A lady requires the assistance of a gentleman. If any gentleman of honour, discretion and chivalry will venture to answer this notice and despatch a reply to Lady Incognita at the Bell and Steelyard Inn, Woodbridge, Suffolk, then he shall have no reason to repent his generosity.
A small smile curled Lord Richard’s mouth as he considered the identity of Lady Incognita. Could she be none other than the utterly infuriating, utterly entrancing Deborah Stratton? And if so, what assistance did she require from her discreet gentleman? Richard’s mind was positively boggling.
There was only one way to find out, of course. Richard went across to the inlaid cherry-wood desk in the window and extracted a pen and an inkhorn from the top left-hand drawer. Sitting down, he pulled the paper towards him and started to write.
‘Mrs Lester tells me that the cellars have flooded again,’ Mrs Aintree said, over breakfast that morning. ‘One of the hams your brother-in-law sent over is quite ruined and the case of wine you laid down is under water.’

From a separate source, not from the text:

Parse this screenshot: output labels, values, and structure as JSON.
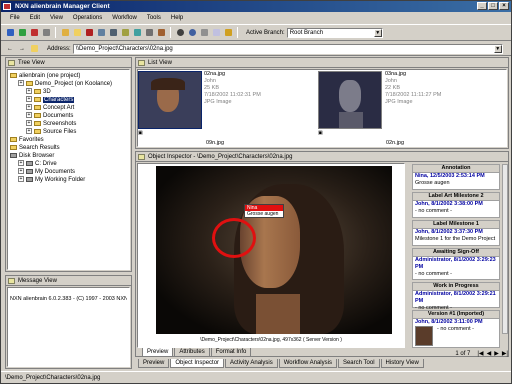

‘The duck decoy must be blocked again,’ Deb said. She was eating a buttered egg with one hand and turning the pages of the Suffolk Chronicle with the other whilst she scanned the advertisements. ‘I will go and take a look after breakfast.’
‘Could you not send to Marney for the gamekeeper to come?’ Mrs Aintree suggested, the very slightest edge to her tone. ‘It is scarce appropriate for you to be grubbing about in the undergrowth; indeed, it could be positively dangerous.’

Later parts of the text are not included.